Postseason umpiring controversy, solved!

Kevin C. Cox - Getty Images

You probably have a strong opinion on whether the call in the Cardinals/Braves game Friday was correct or not. This isn't about that; this is about how to avoid calls like that being made by umpires who are posted out of their normal positions.

You might have wondered, after the botched/not botched (depending on your view) call by left-field umpire Sam Holbrook in the Cardinals/Braves wild-card game Friday, why there are six umpires in postseason games, when we do perfectly well (most of the time, anyway) with four of them during regular-season games. SABR's Larry Gerlach explains how we got to that six-man crew:

In 1947 the "alternate" umpire from each league, who had been seated in the stands from 1940 to 1946, was stationed along the foul line in the outfield thus establishing the now-familiar six-member Series staff.

The six-man staff, of course, was later expanded to all postseason games; from 1947-63, though, the "alternate" umpires remained in the outfield, not taking part of the usual umpire rotation. Sometimes they kept their left-field or right-field slot for the entire Series; sometimes they swapped positions. In examining World Series boxscores from those years, there didn't seem to be any systematic way in which this was done, probably because those positions were seen as an afterthought. In 1964, though, these extra umps were made part of the rotation, and that has continued to this day.

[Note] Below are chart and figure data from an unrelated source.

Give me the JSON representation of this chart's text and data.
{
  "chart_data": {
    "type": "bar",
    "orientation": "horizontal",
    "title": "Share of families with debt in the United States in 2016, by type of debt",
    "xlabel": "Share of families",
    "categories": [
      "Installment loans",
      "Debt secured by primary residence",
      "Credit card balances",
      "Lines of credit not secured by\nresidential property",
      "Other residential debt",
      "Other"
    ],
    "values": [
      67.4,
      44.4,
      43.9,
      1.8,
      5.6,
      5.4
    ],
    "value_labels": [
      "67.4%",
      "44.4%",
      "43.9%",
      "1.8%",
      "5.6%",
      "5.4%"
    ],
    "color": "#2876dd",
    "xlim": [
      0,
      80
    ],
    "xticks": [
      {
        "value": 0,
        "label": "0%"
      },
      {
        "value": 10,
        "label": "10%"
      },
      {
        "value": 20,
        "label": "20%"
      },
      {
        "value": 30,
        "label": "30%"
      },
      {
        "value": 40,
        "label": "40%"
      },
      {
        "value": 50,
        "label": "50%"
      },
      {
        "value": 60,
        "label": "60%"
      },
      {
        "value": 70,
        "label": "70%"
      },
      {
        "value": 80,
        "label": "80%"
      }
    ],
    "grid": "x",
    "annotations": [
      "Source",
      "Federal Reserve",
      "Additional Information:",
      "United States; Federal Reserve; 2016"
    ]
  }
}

The first relevant question is "Why was this done in the first place and why is it done now?" The answer to the first part of that question is lost to the mists of time; it seems likely someone thought, "We're paying these guys to come to the World Series, let's give them something to do." And after 17 years, they decided to institutionalize it and make the "alternates" an official part of the crew.

The second, and even more relevant question, directly connected to what happened in Atlanta Friday, is "Why is Major League Baseball asking umpires to do something in the postseason that they never do at any other time?"

That's not entirely true, of course; we have six-man umpiring crews in the All-Star Game and that's been the case since 1949. But that's just one game, and despite "This Time It Counts", it's not nearly as important as postseason games.

This isn't the first time that a call by an outfield umpire has potentially affected the result of a postseason game. In 2009, left-field umpire Phil Cuzzi called a drive down the line by the Twins' Joe Mauer foul, when it was clearly fair. Even SB Nation's Yankees blog couldn't believe the call:

It's inexcusable for a professional umpire to miss a call like that. I've seen missed calls on baseballs that hit the line or that were inches fair, but not five or six feet fair. I don't know what Cuzzi was watching, but it couldn't have been the ball. I watched the replay again about a dozen times and there's not even a logical explanation for what he could've seen.

"Foul-line umpire" isn't a position that is manned by an umpire -- except in the postseason. Umpires must make calls quickly and accurately; a significant part of doing that is knowing where to position yourself depending on the game situation. There's really no logical reason to have an umpire down the foul line, when the base umpires can make these calls more accurately than someone who might literally never have been in that spot before.

Solution: Go back to four-man umpiring crews for all games. The foul-line umpires are an historical anomaly that's done more ill than good.